Abstract

Today, grid resilience as a feature has become non-negotiable, significantly when power interruptions can impact the economy. The widespread popularity of Intelligent Electronic Devices (IED) operating as smart meters enables an immense amount of fine-grained electricity consumption data to be collected. However, risk can still exist in the Smart Grid (SG), as valuable data are exchanged among SG systems; theft or alteration of this data could violate consumer privacy. The Internet of Things for Smart Grid (IoSGT) is a promising ecosystem of different technologies that coordinate with each other to pave the way for new SG applications and services. As a use case of IoSGT for future SG applications and services, fraud detection, ıNon-technical losses (NTL), emerges as an important application for Smart Grid (SG) scenarios.
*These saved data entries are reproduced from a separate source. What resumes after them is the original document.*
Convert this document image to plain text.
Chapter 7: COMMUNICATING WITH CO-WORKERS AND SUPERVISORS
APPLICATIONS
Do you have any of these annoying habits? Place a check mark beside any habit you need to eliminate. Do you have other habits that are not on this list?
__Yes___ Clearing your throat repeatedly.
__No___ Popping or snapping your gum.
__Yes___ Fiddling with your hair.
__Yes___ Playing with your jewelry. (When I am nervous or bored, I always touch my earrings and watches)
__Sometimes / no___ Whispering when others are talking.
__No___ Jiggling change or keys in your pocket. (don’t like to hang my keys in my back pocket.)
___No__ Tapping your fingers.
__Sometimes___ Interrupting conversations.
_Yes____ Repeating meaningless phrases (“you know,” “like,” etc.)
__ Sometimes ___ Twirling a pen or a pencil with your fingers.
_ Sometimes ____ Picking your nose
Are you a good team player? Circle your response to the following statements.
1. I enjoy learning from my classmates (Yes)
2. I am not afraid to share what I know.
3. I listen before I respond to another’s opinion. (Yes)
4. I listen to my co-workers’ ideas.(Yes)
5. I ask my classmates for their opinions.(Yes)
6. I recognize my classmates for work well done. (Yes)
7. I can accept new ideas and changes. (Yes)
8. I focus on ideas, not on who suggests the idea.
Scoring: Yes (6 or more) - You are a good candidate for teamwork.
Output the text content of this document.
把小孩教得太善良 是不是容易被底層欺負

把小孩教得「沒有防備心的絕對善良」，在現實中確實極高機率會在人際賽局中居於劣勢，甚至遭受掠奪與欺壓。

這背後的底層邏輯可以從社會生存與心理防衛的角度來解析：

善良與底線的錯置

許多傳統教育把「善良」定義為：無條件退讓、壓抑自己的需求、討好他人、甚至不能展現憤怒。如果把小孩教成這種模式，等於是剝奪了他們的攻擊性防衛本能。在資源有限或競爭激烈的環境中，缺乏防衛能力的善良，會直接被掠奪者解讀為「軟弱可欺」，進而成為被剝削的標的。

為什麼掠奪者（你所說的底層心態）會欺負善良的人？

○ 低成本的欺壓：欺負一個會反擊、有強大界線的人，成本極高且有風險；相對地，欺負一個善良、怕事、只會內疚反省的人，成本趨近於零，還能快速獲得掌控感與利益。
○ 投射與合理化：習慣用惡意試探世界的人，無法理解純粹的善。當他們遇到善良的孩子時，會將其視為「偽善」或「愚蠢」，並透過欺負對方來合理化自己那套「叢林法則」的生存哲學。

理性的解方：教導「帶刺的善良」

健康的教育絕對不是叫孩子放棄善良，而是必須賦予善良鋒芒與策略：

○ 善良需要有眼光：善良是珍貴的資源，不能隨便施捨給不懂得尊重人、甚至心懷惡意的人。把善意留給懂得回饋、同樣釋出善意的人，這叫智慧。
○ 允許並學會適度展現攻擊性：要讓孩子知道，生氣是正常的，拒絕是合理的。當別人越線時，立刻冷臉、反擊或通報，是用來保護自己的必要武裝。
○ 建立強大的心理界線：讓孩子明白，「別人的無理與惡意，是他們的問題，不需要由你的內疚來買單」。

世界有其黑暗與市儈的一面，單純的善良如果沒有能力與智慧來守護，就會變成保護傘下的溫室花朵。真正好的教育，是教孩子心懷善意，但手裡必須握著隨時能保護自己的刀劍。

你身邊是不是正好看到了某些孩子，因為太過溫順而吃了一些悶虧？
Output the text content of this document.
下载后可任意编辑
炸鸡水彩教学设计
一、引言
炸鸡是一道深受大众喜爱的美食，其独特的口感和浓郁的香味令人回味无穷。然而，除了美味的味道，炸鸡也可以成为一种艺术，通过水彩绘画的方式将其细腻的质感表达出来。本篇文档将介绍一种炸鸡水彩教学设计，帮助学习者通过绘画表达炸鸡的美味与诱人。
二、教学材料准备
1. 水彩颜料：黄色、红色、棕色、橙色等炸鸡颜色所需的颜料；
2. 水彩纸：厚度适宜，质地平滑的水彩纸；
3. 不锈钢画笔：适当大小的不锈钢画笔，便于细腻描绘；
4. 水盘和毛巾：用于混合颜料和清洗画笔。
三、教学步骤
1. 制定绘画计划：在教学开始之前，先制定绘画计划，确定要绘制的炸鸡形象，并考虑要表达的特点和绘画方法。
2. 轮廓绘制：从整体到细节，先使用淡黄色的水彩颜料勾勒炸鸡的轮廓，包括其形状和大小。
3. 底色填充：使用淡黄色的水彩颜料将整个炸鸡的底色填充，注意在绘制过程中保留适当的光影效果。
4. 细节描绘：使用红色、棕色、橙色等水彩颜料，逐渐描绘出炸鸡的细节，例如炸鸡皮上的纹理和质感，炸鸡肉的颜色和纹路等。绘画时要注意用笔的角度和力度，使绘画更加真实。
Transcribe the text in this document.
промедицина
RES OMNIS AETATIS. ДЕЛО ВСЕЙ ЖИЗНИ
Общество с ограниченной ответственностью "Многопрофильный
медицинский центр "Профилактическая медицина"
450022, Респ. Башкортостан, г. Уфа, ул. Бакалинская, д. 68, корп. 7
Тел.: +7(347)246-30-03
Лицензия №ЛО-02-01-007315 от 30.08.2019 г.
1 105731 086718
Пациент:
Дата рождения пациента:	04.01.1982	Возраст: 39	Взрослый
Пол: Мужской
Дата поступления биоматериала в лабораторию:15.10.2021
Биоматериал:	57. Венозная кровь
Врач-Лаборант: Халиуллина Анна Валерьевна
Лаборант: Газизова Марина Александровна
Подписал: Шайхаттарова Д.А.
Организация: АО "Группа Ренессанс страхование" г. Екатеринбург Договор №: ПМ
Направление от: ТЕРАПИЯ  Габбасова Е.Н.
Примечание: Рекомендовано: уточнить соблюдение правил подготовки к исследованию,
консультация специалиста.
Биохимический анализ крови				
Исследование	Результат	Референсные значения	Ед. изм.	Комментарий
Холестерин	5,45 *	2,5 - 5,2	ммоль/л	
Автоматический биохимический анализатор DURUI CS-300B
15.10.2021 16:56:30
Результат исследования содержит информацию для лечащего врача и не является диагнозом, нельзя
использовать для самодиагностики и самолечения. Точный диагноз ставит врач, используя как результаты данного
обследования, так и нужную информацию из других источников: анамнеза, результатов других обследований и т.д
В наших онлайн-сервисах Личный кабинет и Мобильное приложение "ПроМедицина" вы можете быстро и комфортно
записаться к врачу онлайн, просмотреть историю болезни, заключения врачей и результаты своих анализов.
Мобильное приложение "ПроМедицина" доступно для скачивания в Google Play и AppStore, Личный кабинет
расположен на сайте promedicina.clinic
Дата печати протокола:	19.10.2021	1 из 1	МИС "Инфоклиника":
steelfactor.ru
A substantial amount of electrical energy is lost throughout the distribution system, and these losses are divided into two types: technical and non-technical. Non-technical losses (NTL) are any electrical energy consumed and not invoiced. They may occur due to illegal connections, issues with energy meters such as delay in the installation or reading errors, contaminated, defective, or non-adapted measuring equipment, very low valid consumption estimates, faulty connections, and disregarded customers. Non-technical losses are the primary cause of revenue loss in the SG. According to a recent study, electrical utilities lose $89.3 Billion per year due to non-technical losses. This article proposes ensemble predictor-based time series classifiers for NTL detection. The proposed predictor ministers the user’s energy consumption as a data input for classification, from splitting the data to executing the classifier.It encompasses the temporal aspects of energy consumption data during preprocessing, training, testing, and validation stages. The suggested predictor is Time Series (TS) oriented, from data splitting to the classifier’s performance. Overall, our best results have been recorded in the fraud detection-based time series classifiers (TSC) model scoring an improvement in the empirical performance metrics by 10% or more over the other developed models.